3.  Andre Poodle Lussier (6) – An example that diversification works, this team started hot right out of the gates.  Dropping Franzen for no reason will keep the rest of the league scratching their heads like they got crabs from a Kardashian.  Hopefully, the dumbness of that move won’t come back to bite him, like a crab from a Kardashian.

4.  In Over My Head (11) – Tough to get to excited about this team yet; they beat team auto-draft, so it isn’t necessarily a good indication of what this team has.  In other news, GM Cole Ballard recently completed the 60 mile walk over 3 days for breast cancer awareness, well done.  You can still donate to cancer research and support him here.  The good news is that you know he will finish and your money will be well spent, because he has already done it.  The funds will go along way in finding a cure for breast cancer and keep puck bunnies looking good.  Next year, Cole is planning on doing 100 miles in 2 days.  TBD GM Scott Freeland did 100 miles this morning before work.

5.  $0.20 Kane (2) – A slow start, but GM Red McIntyre isn’t too worried about the offense coming around.  Goalies are suspect though, and one can’t help but wonder if Stevie Franchise is about to enter a sophomore slump.  Red expressed potential interest in Turco when he couldn’t figure out how to read league transactions, going off the record to say that Ray Emery sucked more dick than Red himself does.
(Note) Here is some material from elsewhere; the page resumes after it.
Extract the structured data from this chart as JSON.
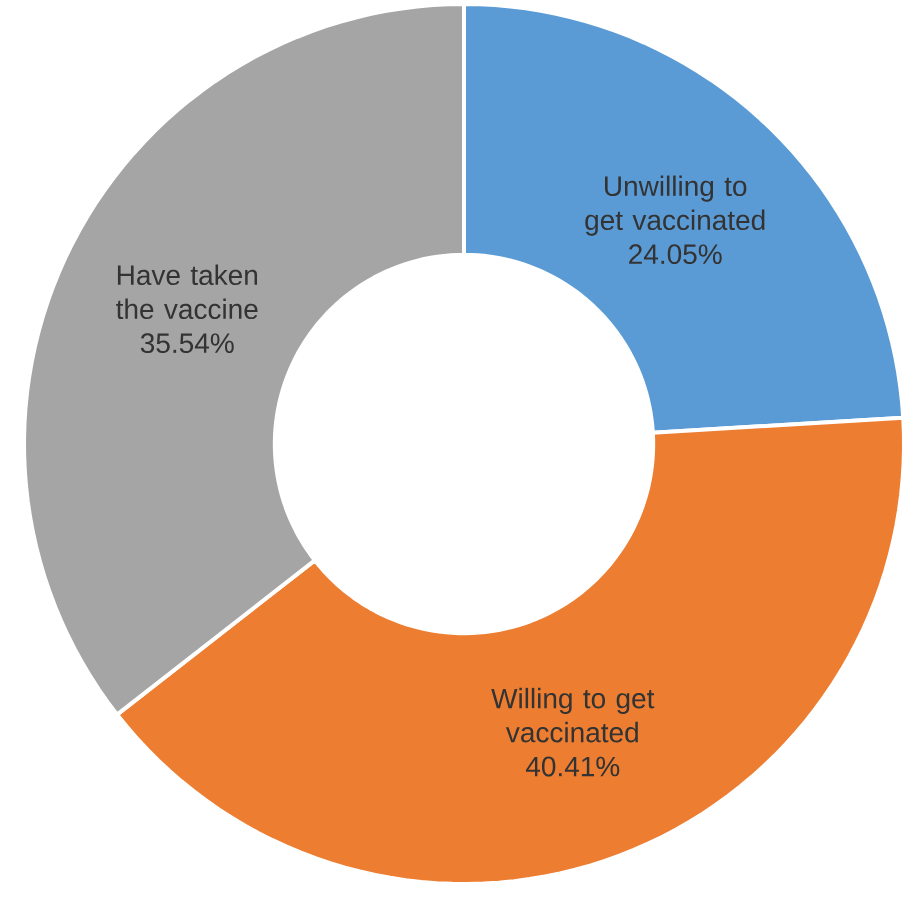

6.  Dave’Killer’Carlson (1) – This just in, GM Mike Gaunt logged in for the first time yesterday.

7.  Kanucks (7) – All that pilates GM Dave Kitchen had Paul Kariya doing paid off right out of the gates.  Discretion must be taken when valuing this team however, they beat a team whose GM saw ice for the first time a month ago.

8.  Suck it Trebek (9) – A healthy Gaborik makes this team deadly.  How long the goaltenders will last will be crucial to this team’s success.
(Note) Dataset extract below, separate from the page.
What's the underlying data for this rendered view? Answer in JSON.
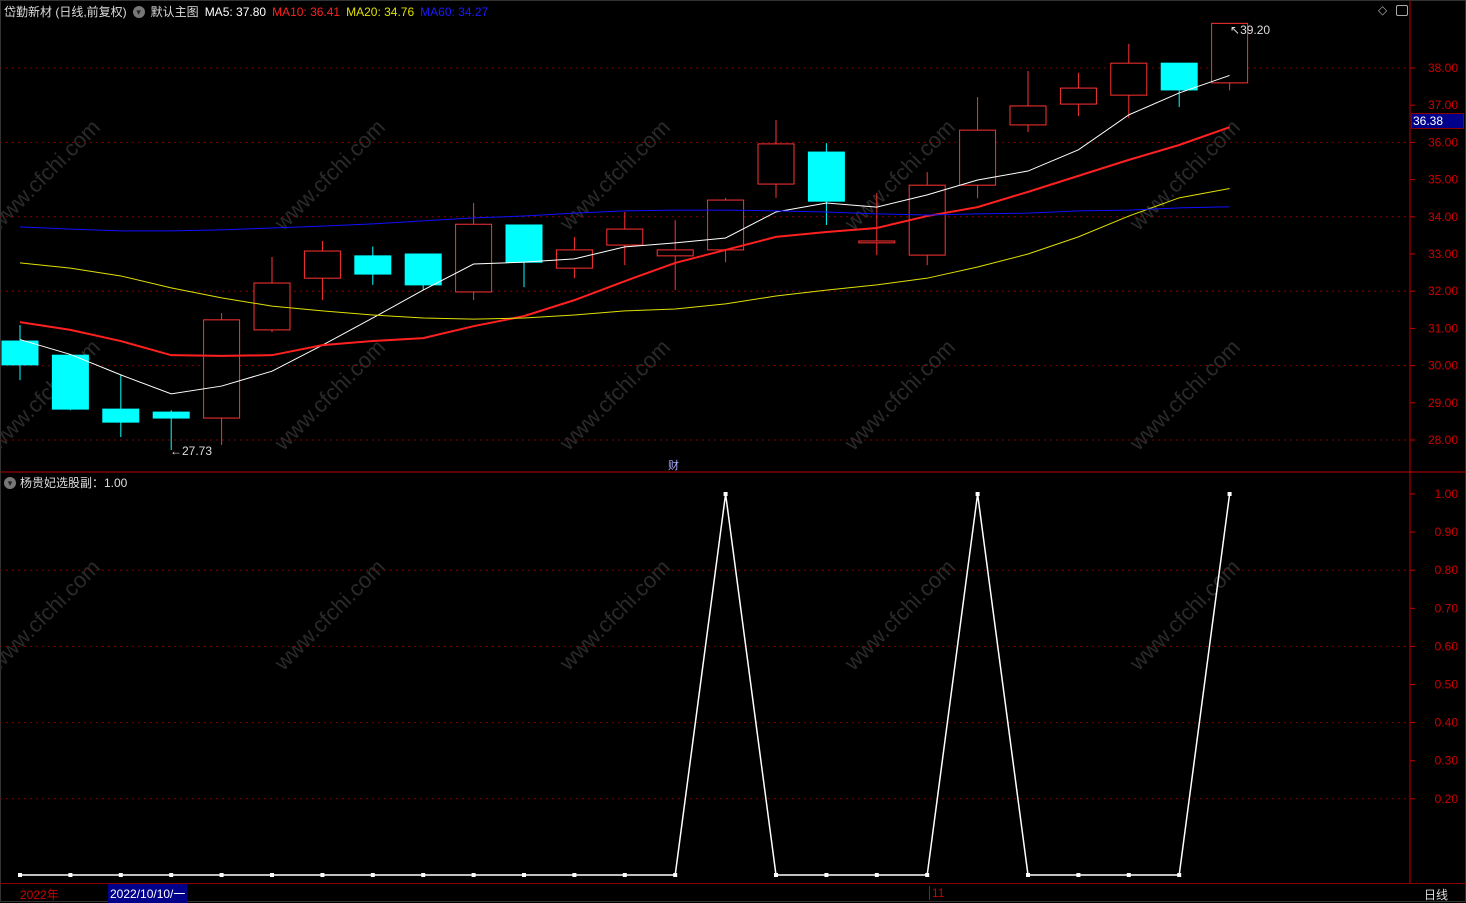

9.  Swedish Old Balls (13) – The veterans played pretty well last week, but they are still old and now a Sedin is out for a week.  The goalies are off to a rough start, but they should come around right about the time the rest of the team dies retires slows down.

10.  Malkin in the Middle (5) – Lost the first of many battles of Gannon State Alums.  For 100 fun points, can anybody find that school on a map without help?  Hint: They give scholarships to golfers who can’t break 90.  That isn’t actually a hint, I just wanted to point that out.

11.  Montreal Wanderers (8) – Slow start could be concerning, then again, he may have just played a hot team.  Either way, this team needs to pick it up this week to stop the free fall into the cellar.

12.  Texans (12) – Painful loss of Andrei Markov really, really hurts this team, along with shoddy goaltending from the Tomas Vokoun that needs to change quickly.  I would tell other GMs to expect trade feelers headed their way from GM Chris Thomas, but I am not sure he knows how to propose a trade.

13. Amish Rake Fighters (10) – Doesn’t look like a Cinderella story here folks.  Decent netminding and slow offense produced lackluster results.  The only thing that may save this team is the general sports fantasy prowess of GM Peter Burns.

14.  Bite Me (14) – Question: which team is the first to drop its first round draft pick?  Why, the worst team in the league of course!  Not only that, but the first rounder was dropped for a player who won’t see the starting line up until the third or second last week of the the fantasy hockey league schedule.  The best part is that GM Jesse Cook made his moves so poorly that he gave up two healthy players for one IR player and one healthy player…retarded, to say the least.  The very fact that he hasn’t filled the empty roster spot he now has by moving Johan Franzen to IR is further evidence Cook realizes how stupid he is and is hoping nobody claims O’Sullivan on waivers (or he is trying to get Bertuzzi as a handcuff for Franzen) so he can re-add him to his roster.  Smooth Cook, smooth.